Feb. 11, 2009, Washington, The Chronicle of Philanthropy — The economic-stimulus package passed by the Senate today does not include a number of measures that nonprofit and foundation leaders had proposed to help ease the impact of the recession on the philanthropic world.
As these provisions were also left out of the House bill, the chances that they will be included in the final stimulus package are slim.
They include:
* A $15-billion bridge-loan fund that was proposed by Independent Sector, a coalition of charities and foundations. The coalition says the money is needed to help charities that receive late payments from cash-strapped state governments while also facing a tight credit market.
* A “flat” excise tax for private foundations, instead of one that varies between 1 percent and 2 percent, pushed by both Independent Sector and the Council of Foundations. The groups say the current system penalizes foundations that substantially increase their distributions in a given year, thus affecting the five-year average used to determine their tax rate.
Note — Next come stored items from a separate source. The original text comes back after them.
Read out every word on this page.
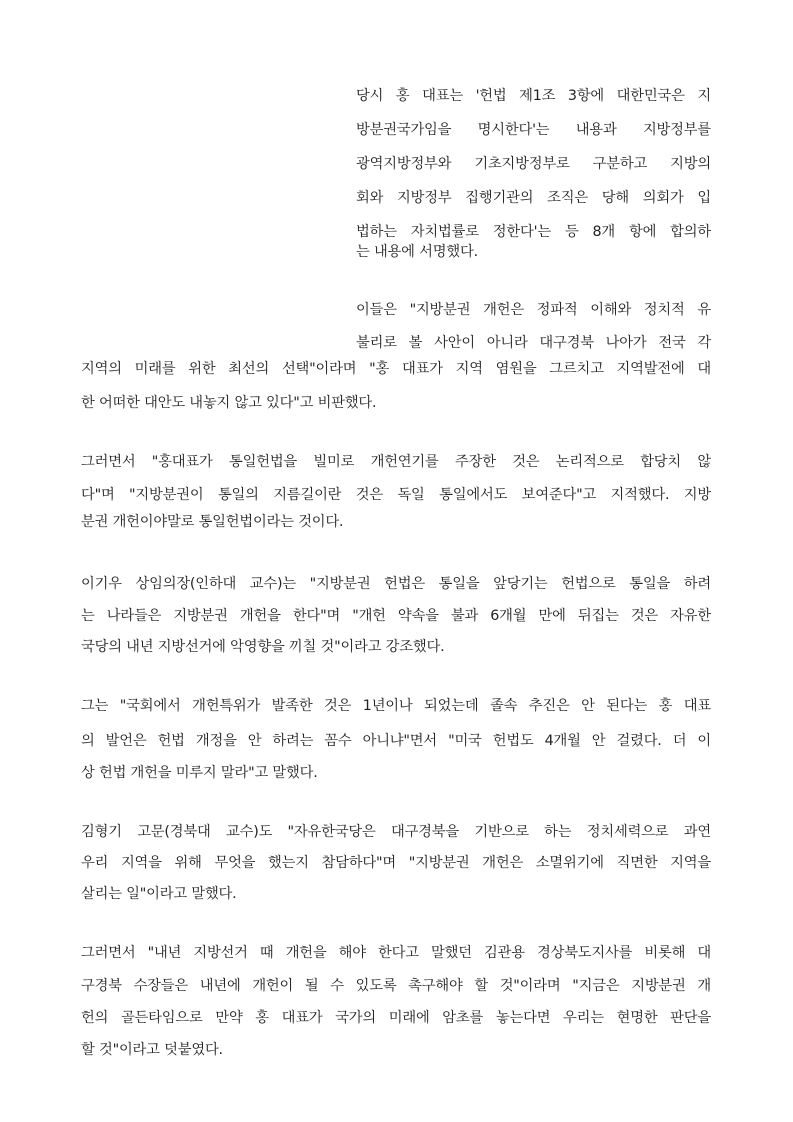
당시 홍 대표는 '헌법 제1조 3항에 대한민국은 지
방분권국가임을 명시한다'는 내용과 지방정부를
광역지방정부와 기초지방정부로 구분하고 지방의
회와 지방정부 집행기관의 조직은 당해 의회가 입
법하는 자치법률로 정한다'는 등 8개 항에 합의하
는 내용에 서명했다.
이들은 "지방분권 개헌은 정파적 이해와 정치적 유
불리로 볼 사안이 아니라 대구경북 나아가 전국 각
지역의 미래를 위한 최선의 선택"이라며 "홍 대표가 지역 염원을 그르치고 지역발전에 대
한 어떠한 대안도 내놓지 않고 있다"고 비판했다.
그러면서 "홍대표가 통일헌법을 빌미로 개헌연기를 주장한 것은 논리적으로 합당치 않
다"며 "지방분권이 통일의 지름길이란 것은 독일 통일에서도 보여준다"고 지적했다. 지방
분권 개헌이야말로 통일헌법이라는 것이다.
이기우 상임의장(인하대 교수)는 "지방분권 헌법은 통일을 앞당기는 헌법으로 통일을 하려
는 나라들은 지방분권 개헌을 한다"며 "개헌 약속을 불과 6개월 만에 뒤집는 것은 자유한
국당의 내년 지방선거에 악영향을 끼칠 것"이라고 강조했다.
그는 "국회에서 개헌특위가 발족한 것은 1년이나 되었는데 졸속 추진은 안 된다는 홍 대표
의 발언은 헌법 개정을 안 하려는 꼼수 아니냐"면서 "미국 헌법도 4개월 안 걸렸다. 더 이
상 헌법 개헌을 미루지 말라"고 말했다.
김형기 고문(경북대 교수)도 "자유한국당은 대구경북을 기반으로 하는 정치세력으로 과연
우리 지역을 위해 무엇을 했는지 참담하다"며 "지방분권 개헌은 소멸위기에 직면한 지역을
살리는 일"이라고 말했다.
그러면서 "내년 지방선거 때 개헌을 해야 한다고 말했던 김관용 경상북도지사를 비롯해 대
구경북 수장들은 내년에 개헌이 될 수 있도록 촉구해야 할 것"이라며 "지금은 지방분권 개
헌의 골든타임으로 만약 홍 대표가 국가의 미래에 암초를 놓는다면 우리는 현명한 판단을
할 것"이라고 덧붙였다.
* A measure proposed by the Council on Foundations to allow people who qualify to transfer money from their individual retirement accounts to charity tax-free to give it to donor-advised funds. Under current law, charities can receive such gifts — but not donor-advised funds, which allow people to put money into account and distribute it over time.
* An increase in the tax deduction for people who use their vehicles to volunteer, which is much lower than the business mileage deduction. Sen. Charles E. Grassley, Republican of Iowa, had worked to include that provision in the stimulus package, but he did not succeed.
The Senate and House must now reconcile differences in their versions of the stimulus package. The Council on Foundations will continue pushing to get the measures on the excise tax and individual retirement account into the final package, says Rodney Emory, vice president of government relations.